31. CASH AND CASH EQUIVALENTS

The amounts disclosed on the Cash Flow Statement in respect of cash and cash equivalents are in respect of these Balance Sheet amounts:

Year ended 31 July 2025
31.7.25 1.8.24
£    £   
Cash and cash equivalents 2,439,799 1,660,257
Year ended 31 July 2024
31.7.24 1.8.23
Restated
£    £   
Cash and cash equivalents 1,660,257 1,986,107


Trevellyan Developments Limited (Registered number: 01480424)

NOTES TO THE CONSOLIDATED FINANCIAL STATEMENTS - continued
for the Year Ended 31 July 2025

32. ANALYSIS OF CHANGES IN NET DEBT

At 1.8.24 Cash flow At 31.7.25
£    £    £   
Net cash
Cash at bank and in hand 1,660,257 779,542 2,439,799
1,660,257 779,542 2,439,799

Liquid resources
Current asset investments 330 - 330
330 - 330
Debt
Debts falling due within 1 year (222,522 ) (46,791 ) (269,313 )
Debts falling due after 1 year (41,697,481 ) (2,857,236 ) (44,554,717 )
(41,920,003 ) (2,904,027 ) (44,824,030 )
Total (40,259,416 ) (2,124,485 ) (42,383,901 )

33. CASH AT BANK IN TRUST FOR LESSEES

The group holds £18,680 (2024 - £18,449) as trustees for tenants for the investment properties, being for the management and maintenance of the properties.

34. UNUSED COMMITTED BANK FACILITIES

As at 31st July 2025 the company had access to the group's unused bank facilities amounting to £5,090,000 under a facility which is cross guaranteed between the holding company and fellow subsidiaries.
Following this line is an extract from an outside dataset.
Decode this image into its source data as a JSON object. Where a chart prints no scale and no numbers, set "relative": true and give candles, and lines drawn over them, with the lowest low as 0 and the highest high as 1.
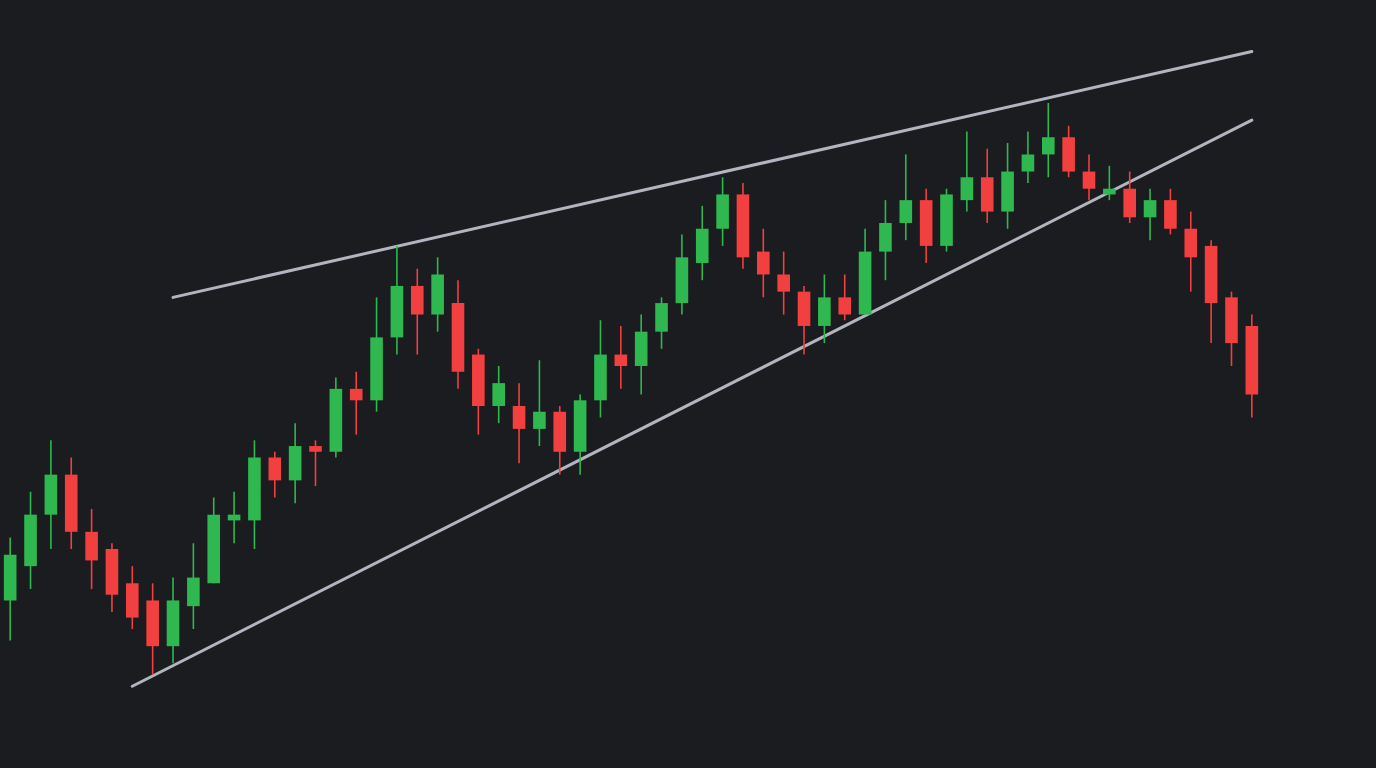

In addition, group cash balances at 31st July 2025 were £2,439,799 making total funds available of £7,529,799.

35. SECURITY FOR BANK BORROWINGS

Sectorsure No 10 Limited’s banking facilities with Barclays Bank PLC are secured by fixed charges over certain company properties together with a debenture in favour of Barclays Bank PLC. The facilities are additionally supported by an unlimited guarantee provided by Sectorsure Limited.

36. PRIOR YEAR ADJUSTMENT

On 24 May 2023, Sectorsure No. 10 Ltd disposed of its BP-branded freehold petrol station at Cambridge Heath Road, London, to its parent company, Trevellyan Developments Limited.

Following a subsequent review, a prior period adjustment of £12,049,500 has been recognised to reflect the lapse of a previously granted development planning consent and to ensure that the property was recorded on transfer at its appropriate investment value, consistent with the accounting policies applied within Trevellyan Developments Limited.

This adjustment has resulted in a reduction in investment property and a corresponding reduction in amounts due to group undertakings.

The adjustment has been treated as a prior period adjustment in accordance with FRS 102.